Umar Akmal has filed an official appeal against the three-year ban imposed on him by the PCB, challenging the length of the sanction and hoping to get it reduced. Akmal was expelled from all representative cricket after he he failed to report details of corrupt approaches made to him ahead of this year's PSL.
The PCB confirmed the receipt of Akmal's appeal and will form a panel of independent adjudicators to hear the case. According to the PCB's code, the panel will not conduct a de novo (fresh) hearing, but instead limit itself to "a consideration of whether the decision being appealed was erroneous."
Akmal was charged by the PCB on two counts of breaching its anti-corruption code, and while each charge carries a three-year ban, they are being run concurrently.
It is understood that Akmal maintained in his appeal that the three-year ban was unprecedented, and that other players committing similar offences had been let off with lesser punishments - Mohammad Irfan was banned for six months (reduced from one year for cooperating with the PCB's investigation in 2017, while Mohammad Nawaz picked up a two-month ban soon afterwards. In a recent example from outside Pakistan, Shakib Al Hasan - among the senior-most players in Bangladesh cricket - was banned for two years with one year of that sentence suspended.

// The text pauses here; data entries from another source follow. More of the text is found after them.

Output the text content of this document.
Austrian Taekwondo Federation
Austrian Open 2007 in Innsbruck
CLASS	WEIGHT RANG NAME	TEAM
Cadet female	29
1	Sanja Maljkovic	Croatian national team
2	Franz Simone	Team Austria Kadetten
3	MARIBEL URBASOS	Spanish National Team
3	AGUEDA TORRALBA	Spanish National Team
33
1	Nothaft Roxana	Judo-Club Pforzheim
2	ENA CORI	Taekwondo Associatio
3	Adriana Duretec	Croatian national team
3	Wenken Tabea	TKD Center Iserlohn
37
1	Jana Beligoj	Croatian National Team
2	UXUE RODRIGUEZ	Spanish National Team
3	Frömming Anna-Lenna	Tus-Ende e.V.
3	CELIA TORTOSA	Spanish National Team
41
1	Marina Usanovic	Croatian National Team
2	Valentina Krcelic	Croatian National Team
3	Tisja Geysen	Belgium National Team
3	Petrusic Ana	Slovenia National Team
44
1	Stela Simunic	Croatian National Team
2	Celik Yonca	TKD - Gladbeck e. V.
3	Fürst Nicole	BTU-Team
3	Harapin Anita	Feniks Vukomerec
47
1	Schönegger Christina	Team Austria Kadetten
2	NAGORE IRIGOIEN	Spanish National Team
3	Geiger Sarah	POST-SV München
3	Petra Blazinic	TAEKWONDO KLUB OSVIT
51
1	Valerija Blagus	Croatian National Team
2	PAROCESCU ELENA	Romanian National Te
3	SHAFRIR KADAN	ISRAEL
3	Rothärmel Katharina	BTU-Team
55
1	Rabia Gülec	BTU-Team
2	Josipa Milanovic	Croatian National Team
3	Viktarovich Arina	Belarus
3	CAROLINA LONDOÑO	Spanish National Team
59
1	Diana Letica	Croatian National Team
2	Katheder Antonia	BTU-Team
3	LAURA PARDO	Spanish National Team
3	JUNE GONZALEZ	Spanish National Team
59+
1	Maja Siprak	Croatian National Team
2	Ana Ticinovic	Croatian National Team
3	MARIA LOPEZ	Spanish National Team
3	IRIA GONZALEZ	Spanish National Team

In the Akmal case, the judge observed that the player had failed to give any plausible explanation for not reporting the matter to the PCB's vigilance and anti-corruption departments and was in breach of article 2.4.4, and he would be deemed to be engaged in corrupt conduct under the anti-corruption code of the PCB. It was also recorded that Akmal didn't show any remorse and hadn't cooperated with investigating authorities.
In other previous cases, players got lesser punishments as a result of admitting to their mistakes and agreeing to the imposed sanctions.